Thursday, November 15, 2018

Remembering RKO

 

In its heyday RKO (for Radio-Keith-Orpheum) was known as one of the Big Five movie studios of Hollywood's Golden Age. It was also known for its ability to produce well-crafted, sometimes artsy or offbeat features using a smaller budget than the other so-called major studios. Nonetheless, it was almost always in trouble, financially. 

Thus, RKO stopped producing feature films in 1953. In 1955 RKO became the first major studio to cave and sell off the exhibition rights of its library of titles to television. So, like plenty of baby boomers, I grew up watching many of those well-crafted black and white films on TV. It was then I first became a fan of legendary producer Val Lewton's scary films, although I doubt I knew his name then.

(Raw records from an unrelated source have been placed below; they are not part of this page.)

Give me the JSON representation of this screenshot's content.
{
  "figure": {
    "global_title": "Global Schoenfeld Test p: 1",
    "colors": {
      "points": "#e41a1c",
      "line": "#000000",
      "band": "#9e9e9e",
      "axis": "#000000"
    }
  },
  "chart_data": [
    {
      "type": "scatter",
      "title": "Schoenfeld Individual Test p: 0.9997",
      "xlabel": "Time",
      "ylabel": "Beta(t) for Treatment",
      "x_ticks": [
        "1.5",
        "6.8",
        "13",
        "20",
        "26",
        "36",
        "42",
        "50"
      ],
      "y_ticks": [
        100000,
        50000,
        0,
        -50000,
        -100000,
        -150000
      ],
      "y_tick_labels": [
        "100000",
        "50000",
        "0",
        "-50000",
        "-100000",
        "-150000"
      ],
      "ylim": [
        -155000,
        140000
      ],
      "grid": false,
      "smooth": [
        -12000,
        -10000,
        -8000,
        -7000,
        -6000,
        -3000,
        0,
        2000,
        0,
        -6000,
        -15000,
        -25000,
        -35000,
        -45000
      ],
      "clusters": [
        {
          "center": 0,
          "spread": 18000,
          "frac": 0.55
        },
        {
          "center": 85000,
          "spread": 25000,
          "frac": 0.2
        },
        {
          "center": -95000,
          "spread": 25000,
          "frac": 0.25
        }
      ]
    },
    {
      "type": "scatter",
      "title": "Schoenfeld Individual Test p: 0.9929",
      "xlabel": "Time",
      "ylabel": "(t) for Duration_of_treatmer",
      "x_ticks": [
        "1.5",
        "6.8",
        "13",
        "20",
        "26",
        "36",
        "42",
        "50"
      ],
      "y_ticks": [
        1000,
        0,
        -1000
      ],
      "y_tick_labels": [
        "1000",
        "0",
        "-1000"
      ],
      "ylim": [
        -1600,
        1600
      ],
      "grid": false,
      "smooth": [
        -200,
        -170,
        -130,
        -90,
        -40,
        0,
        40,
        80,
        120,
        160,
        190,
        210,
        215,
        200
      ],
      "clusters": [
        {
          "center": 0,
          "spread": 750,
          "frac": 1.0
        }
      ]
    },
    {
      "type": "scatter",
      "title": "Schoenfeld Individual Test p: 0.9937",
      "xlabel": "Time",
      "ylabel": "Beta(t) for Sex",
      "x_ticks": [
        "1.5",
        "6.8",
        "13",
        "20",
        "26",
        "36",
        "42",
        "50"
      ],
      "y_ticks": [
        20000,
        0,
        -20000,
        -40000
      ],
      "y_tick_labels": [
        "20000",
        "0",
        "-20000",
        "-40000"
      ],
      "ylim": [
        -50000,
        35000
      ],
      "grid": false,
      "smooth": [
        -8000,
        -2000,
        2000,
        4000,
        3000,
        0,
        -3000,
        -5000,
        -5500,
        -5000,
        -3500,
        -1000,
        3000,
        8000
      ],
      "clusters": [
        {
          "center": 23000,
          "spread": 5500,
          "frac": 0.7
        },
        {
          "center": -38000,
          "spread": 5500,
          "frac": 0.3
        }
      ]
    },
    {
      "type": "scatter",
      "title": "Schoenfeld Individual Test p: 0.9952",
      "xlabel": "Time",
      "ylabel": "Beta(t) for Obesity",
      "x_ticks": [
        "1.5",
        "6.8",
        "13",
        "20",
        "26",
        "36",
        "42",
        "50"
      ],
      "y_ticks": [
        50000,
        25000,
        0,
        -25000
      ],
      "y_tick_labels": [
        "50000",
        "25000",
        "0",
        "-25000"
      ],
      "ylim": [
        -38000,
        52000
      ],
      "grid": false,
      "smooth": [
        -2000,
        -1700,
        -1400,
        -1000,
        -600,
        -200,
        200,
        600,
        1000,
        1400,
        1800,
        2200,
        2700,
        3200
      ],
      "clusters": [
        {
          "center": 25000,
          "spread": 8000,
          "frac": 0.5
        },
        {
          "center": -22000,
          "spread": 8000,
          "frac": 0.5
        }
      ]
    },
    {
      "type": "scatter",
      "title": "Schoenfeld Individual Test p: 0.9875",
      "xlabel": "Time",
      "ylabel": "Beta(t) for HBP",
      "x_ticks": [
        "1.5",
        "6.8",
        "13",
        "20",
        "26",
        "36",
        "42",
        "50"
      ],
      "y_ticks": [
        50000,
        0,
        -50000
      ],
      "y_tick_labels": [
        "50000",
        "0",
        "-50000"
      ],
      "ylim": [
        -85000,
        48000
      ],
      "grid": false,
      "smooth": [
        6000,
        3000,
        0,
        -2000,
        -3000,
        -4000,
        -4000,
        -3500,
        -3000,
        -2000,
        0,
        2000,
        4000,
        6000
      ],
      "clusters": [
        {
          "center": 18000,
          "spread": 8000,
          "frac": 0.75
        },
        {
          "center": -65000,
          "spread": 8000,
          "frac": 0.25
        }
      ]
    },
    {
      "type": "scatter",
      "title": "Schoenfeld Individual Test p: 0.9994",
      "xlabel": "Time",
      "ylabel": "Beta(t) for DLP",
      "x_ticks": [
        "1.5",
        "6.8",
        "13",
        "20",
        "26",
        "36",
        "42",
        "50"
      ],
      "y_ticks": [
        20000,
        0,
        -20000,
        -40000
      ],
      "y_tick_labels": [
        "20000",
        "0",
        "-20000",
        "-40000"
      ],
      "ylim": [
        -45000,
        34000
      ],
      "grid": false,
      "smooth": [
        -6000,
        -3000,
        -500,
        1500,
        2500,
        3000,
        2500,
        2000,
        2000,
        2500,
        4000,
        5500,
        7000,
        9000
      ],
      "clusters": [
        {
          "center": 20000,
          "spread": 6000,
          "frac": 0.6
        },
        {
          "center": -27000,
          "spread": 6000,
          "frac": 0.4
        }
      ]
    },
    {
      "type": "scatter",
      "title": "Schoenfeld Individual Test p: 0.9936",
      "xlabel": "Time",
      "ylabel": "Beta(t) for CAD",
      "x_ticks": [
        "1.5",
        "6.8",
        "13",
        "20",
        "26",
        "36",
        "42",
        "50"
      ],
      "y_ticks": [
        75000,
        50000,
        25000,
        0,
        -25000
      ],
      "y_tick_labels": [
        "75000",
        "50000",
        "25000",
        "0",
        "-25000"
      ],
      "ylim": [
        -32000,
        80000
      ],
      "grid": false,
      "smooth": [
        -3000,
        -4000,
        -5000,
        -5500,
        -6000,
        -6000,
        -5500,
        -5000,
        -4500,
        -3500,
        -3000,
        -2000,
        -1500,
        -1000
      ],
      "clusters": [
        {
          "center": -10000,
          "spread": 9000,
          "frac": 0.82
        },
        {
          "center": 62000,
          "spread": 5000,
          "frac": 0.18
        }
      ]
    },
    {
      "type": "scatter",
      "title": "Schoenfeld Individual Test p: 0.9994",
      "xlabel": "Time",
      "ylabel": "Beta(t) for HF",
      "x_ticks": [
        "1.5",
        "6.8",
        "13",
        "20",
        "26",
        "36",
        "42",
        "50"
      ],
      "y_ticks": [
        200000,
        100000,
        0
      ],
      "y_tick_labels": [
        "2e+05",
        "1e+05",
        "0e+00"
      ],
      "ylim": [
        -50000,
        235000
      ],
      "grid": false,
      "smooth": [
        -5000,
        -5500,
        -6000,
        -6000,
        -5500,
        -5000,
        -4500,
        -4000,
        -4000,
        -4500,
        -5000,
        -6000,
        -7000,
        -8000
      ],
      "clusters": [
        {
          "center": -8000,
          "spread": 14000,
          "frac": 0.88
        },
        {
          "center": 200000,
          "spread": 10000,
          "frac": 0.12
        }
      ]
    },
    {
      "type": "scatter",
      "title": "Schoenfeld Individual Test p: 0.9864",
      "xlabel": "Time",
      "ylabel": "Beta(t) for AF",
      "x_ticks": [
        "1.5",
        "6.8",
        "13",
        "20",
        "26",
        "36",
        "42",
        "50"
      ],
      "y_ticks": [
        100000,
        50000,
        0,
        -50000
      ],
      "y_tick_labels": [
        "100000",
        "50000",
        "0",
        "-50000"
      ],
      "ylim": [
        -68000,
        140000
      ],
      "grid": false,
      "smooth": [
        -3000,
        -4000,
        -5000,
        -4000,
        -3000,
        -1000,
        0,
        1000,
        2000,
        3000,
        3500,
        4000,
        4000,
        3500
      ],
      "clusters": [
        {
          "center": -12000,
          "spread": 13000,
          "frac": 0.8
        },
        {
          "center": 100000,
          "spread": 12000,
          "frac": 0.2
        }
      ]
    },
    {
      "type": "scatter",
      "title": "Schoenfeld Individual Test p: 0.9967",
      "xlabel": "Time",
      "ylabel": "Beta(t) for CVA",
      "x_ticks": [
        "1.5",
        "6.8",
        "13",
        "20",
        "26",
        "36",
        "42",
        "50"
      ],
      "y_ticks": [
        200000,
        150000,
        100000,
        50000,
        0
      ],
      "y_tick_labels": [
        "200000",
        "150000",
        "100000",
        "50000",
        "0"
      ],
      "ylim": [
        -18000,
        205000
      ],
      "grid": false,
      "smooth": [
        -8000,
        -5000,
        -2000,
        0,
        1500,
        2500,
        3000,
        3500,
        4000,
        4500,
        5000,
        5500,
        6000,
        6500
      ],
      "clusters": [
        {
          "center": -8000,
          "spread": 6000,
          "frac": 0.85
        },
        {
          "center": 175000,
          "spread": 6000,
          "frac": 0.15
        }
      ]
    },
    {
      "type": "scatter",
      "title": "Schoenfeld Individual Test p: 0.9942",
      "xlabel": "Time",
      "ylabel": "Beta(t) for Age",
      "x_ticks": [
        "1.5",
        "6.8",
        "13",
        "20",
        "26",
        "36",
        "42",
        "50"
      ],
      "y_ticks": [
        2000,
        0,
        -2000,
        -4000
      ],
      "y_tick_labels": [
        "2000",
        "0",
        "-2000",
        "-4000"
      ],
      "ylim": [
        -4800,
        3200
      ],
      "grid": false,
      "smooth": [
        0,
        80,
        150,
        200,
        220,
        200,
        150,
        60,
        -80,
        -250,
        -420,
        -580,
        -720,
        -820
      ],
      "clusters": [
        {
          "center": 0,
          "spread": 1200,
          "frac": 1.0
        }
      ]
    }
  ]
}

Eventually, I also became a devotee of RKO's stylish film noirs with their lean stories and moody chiaroscuro lighting. To this day, I still get a kick out of discovering a good one online that I've never seen. For me, watching one of those precious old films serves as something akin to time travel back to my salad days. Comfort movies. 

In the summer of 1982 I put together a six-week festival offering 12 RKO double features. The Biograph Theatre's Program No. 60 played out in Theatre No. 1, the larger of the two auditoriums. It was an unusual program in that all 24 of the feature films were from one company, RKO, which still operated as a distributor.

The 12 double features in this festival were: Top Hat (1935) and Damsel in Distress (1936); The Hunchback of Notre Dame (1939) and The Informer (1935); King Kong (1933) and Mighty Joe Young (1949); Suspicion (1941) and The Live By Night (1948); Sylvia Scarlett (1936) and Mister Blandings Builds His Dream House (1948); Murder My Sweet (1945) and Macao (1952); The Mexican Spitfire (1939) and Room Service (1938); Journey Into Fear (1942) and This Land Is Mine (1943); The Thing (1951) and Cat People (1942); The Boy With Green Hair (1948) and Woman on the Beach (1947); Citizen Kane (1941) and Fort Apache (1948); The Curse of the Cat People (1944) and The Body Snatcher (1945).